The origin use of this term comes from the military. The literal sense of the term, i.e. a day spent in field manoeuvers, is now little used. The first reference we have for that meaning is from 1747, in Scheme Equip. Men of War:
"These periodical Intervals of eating and drinking ... are to the Citizens as it were Field Days, for improving their Valour."
A more specifically military reference comes from a little later, in The Edinburgh Advertiser, May 1776:
"The officers, on a general field day, instead of commanding, are obliged to coax them [the soldiery] to go through their different manoeuvers."

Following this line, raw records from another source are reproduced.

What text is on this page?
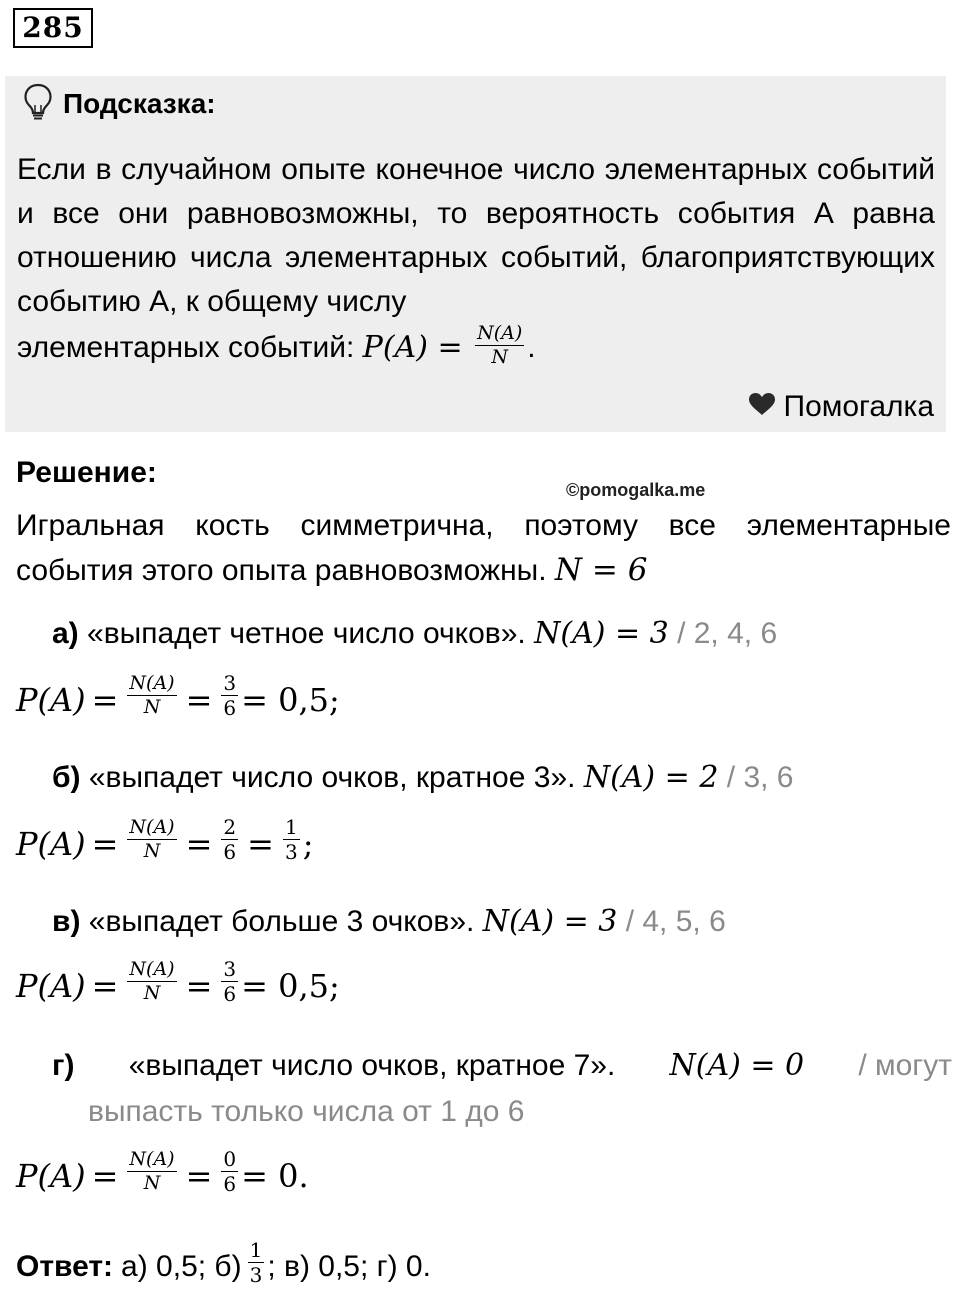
285
Подсказка:
Если в случайном опыте конечное число элементарных событий и все они равновозможны, то вероятность события А равна отношению числа элементарных событий, благоприятствующих событию А, к общему числу
элементарных событий: $P(A) = \frac{N(A)}{N}$ .
Помогалка
Решение:
©pomogalka.me
Игральная кость симметрична, поэтому все элементарные события этого опыта равновозможны. N = 6
а) «выпадет четное число очков». N(A) = 3 / 2, 4, 6
$P(A) = \frac{N(A)}{N} = \frac{3}{6} = 0,5$;
б) «выпадет число очков, кратное 3». N(A) = 2 / 3, 6
$P(A) = \frac{N(A)}{N} = \frac{2}{6} = \frac{1}{3}$ ;
в) «выпадет больше 3 очков». N(A) = 3 / 4, 5, 6
$P(A) = \frac{N(A)}{N} = \frac{3}{6} = 0,5$;
г) «выпадет число очков, кратное 7». N(A) = 0 / могут
выпасть только числа от 1 до 6
$P(A) = \frac{N(A)}{N} = \frac{0}{6} = 0$.
Ответ: а) 0,5; $б) \frac{1}{3}$ ; в) 0,5; г) 0.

'Field day' was a commonly used term in the military throughout the rest of the 18th century. During the 19th century it began to be extended to refer to any event that might happen in a field; for example:
Hunting: "Sometimes a dance (though rarely on field days, For then the gentlemen were rather tired)." - Lord Byron, Don Juan, 1823.
Scientific expeditions: "We had a delightful field-day in the abbey." - Sir George Gilbert Scott Recollections, 1878.
Around that time the term also began to be used for any exciting or welcome event, as in Thomas Creevey's Letters, 1827:
"Saturday was a considerable field day in Arlington Street, ... and a very merry jolly dinner and evening we had."
We spend less time in fields now than before and during the 20th century the term was further extended to include opportunity as well as enjoyment; for example, 'Clergyman found drunk in nightclub - the tabloids will have a field day with that'.